Vatikan, Biblioteca Apostolica Vaticana, Pal. lat. 742

Infortiatum cum Glossa ordinaria

Pergament · 2, 269, 4 Bll. · 45,6–46,3 × 28,4–28,8 cm · Bologna · um 1290


Schlagwörter (GND)
Römisches Recht / Corpus iuris civilis / Digesta / Infortiatum.
Entstehungsort
Bologna.
Entstehungszeit
um 1290.
Typus (Überlieferungsform)
Codex.
Beschreibstoff
Pergament.
Umfang
2, 269, 4 Bll.
Format (Blattgröße)
45,6–46,3 × 28,4–28,8 cm.
Zusammensetzung (Lagenstruktur)
(I-1)1a + (V+1)10 + IV18 + 8 V88 + II92 + 4 V132 + IV140 + 5 V190 + II194 + 6 V254 + (II+4)262* + (I-1)263*. Vorderer Spiegel Gegenbl. von 1a, hinterer Spiegel Gegenbl. von 263*. Zählfehler: auf 89 folgt ein zweites Mal 80. 2a gehört zur ersten Lage.

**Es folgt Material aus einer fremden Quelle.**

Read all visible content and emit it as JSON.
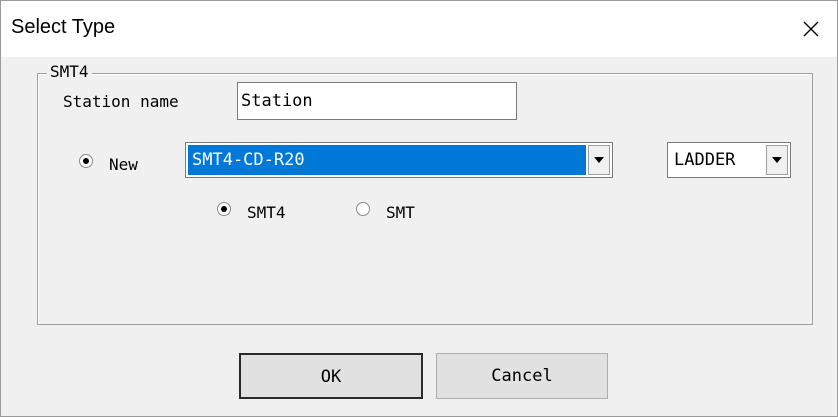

Lagenformel ab 255 nicht eindeutig bestimmbar, auch 2 II262* denkbar.
Seiten-, Blatt- und Lagenzählung
Vor- und Nachsatzbll. ungez. Römische Foliierung des 17. Jhs. (1–260). Bei ungez. Bll. folgt die Zählung dem Digitalisat (1a–2a, 261*–263*). Durchgängig verzierte Reklamanten auf der letzten Versoseite der Lage auf dem Fußsteg rechts (fehlen auf 92v, 194v). Lagenfoliierung mit Buchstaben und Zeichen.
Zustand
1r etwas ausgeblichen. Zahlreiche Gebrauchsspuren. Leichter Wasserschaden am oberen Rand, auf den letzten Bll. auch auf dem Bundsteg. 104 untere Ecke mit Pergament restauriert (Textverlust).

Schriftraum
30,5–42 × 23,3–25,5 cm (mit Klammerglosse); 26–26,7 × 14,5–14,7 cm (ohne Klammerglosse).
Spaltenanzahl
4 Spalten.
Zeilenanzahl
Legaltext: 22–50 Zeilen, Klammerglosse: 6–99 Zeilen.
Angaben zu Schrift / Schreibern
Die Schrift ist ein typisches Beispiel der in Bologna gepflegten Littera Bononiensis. Aufgrund ihrer Standardisierung sind Aussagen über verschiedene Hände kaum möglich. Alleine beim Inhaltsverzeichnis auf 158v–159r ist eine andere Hand erkennbar. Die Schrift ist entsprechend dem anspruchsvollen Buchschmuck kalligrafisch aufwändig gestaltet.
Buchgestaltung
Zeilengerüst mit Silberstift vorgezogen. Seitentitel mittig mit einem L auf der Versoseite und der dem jeweiligen Buch zugeordneten Ziffer auf der Rectoseite in Blau und Rot. Mittig und zweispaltig angelegter Text ist von Klammerglosse umflossen. Im Legaltext beginnt jedes Buch mit Miniatur, jeder Titel mit Rankeninitiale oder Bildeinschlussinitiale mit Person im Schulterstück, zuvor genannte Tituli rubriziert. In jeder Lex ist jeweiliger Jurist mit blauer Lombarde mit Fleuronnébesatz, Anfang des Gesetzestexts mit roter Lombarde mit grafischen Verzierungen in Blau hervorgehoben. Ferner Paragrafenzeichen alternierend in Blau und Rot. Verweise zwischen Legaltext und Klammerglosse anhand von Buchstaben. In Klammerglosse Titel zuweilen Rankeninitiale vorangestellt, ferner Unterteilung mit alternierend blauen und roten Lombarden mit Fleuronnéverzierungen sowie alternierend blauen und roten Paragrafenzeichen.
Buchschmuck
Mehrere Buchmaler für die Miniaturen: (I) bis 9v sowie wieder 93r-109r, 137r, 156v, 238v der Meister der Bibel von Girona (Girona-Meister); (II) 16r-34v, 93r, 195r-198v ein Nachfolger des Girona-Meisters; (III) 50v-79v, 122v, 137r, 175r, 175v, 220r, 238v mindestens ein weitere Bologneser Maler, wohl mit Gehilfen. Bilderschließung online in heidICON.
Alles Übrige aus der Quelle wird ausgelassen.